🤖 AI Summary
The proliferation of online biomedical literature has exacerbated public comprehension barriers, primarily due to complex domain-specific terminology. Existing simplification corpora lack fine-grained annotations, hindering targeted modeling and rigorous evaluation. To address this, we propose JEBS—a novel, term-level biomedical simplification task—introducing the first fine-grained framework that decomposes simplification into three sequential stages: (1) identification of complex biomedical terms, (2) classification of replacement strategies along semantic, syntactic, or explanatory dimensions, and (3) generation of simplified text.

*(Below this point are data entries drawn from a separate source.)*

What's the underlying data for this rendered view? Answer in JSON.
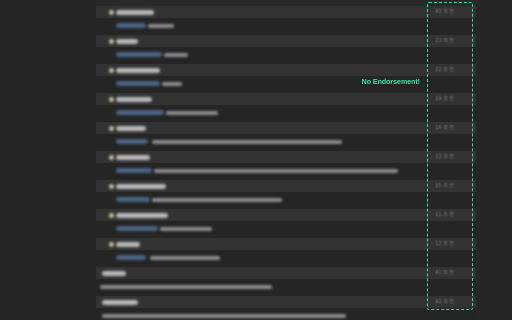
{
  "annotation": {
    "label": "No Endorsement!",
    "accent_color": "#3fd8a8"
  },
  "feed": {
    "items": [
      {
        "time": "43 초 전"
      },
      {
        "time": "23 초 전"
      },
      {
        "time": "22 초 전"
      },
      {
        "time": "19 초 전"
      },
      {
        "time": "16 초 전"
      },
      {
        "time": "13 초 전"
      },
      {
        "time": "15 초 전"
      },
      {
        "time": "11 초 전"
      },
      {
        "time": "12 초 전"
      },
      {
        "time": "41 초 전"
      },
      {
        "time": "43 초 전"
      }
    ]
  }
}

We construct and publicly release the JEBS dataset, comprising 21,595 annotated term replacements across 10,314 unique terms and 400 abstracts. Additionally, we design a multi-stage model integrating rule-based matching with BERT and T5. Extensive experiments establish strong baselines and advance interpretable, evaluable biomedical terminology simplification research.
📝 Abstract
Online medical literature has made health information more available than ever, however, the barrier of complex medical jargon prevents the general public from understanding it. Though parallel and comparable corpora for Biomedical Text Simplification have been introduced, these conflate the many syntactic and lexical operations involved in simplification. To enable more targeted development and evaluation, we present a fine-grained lexical simplification task and dataset, Jargon Explanations for Biomedical Simplification (JEBS, https://github.com/bill-from-ri/JEBS-data ). The JEBS task involves identifying complex terms, classifying how to replace them, and generating replacement text. The JEBS dataset contains 21,595 replacements for 10,314 terms across 400 biomedical abstracts and their manually simplified versions. Additionally, we provide baseline results for a variety of rule-based and transformer-based systems for the three sub-tasks. The JEBS task, data, and baseline results pave the way for development and rigorous evaluation of systems for replacing or explaining complex biomedical terms.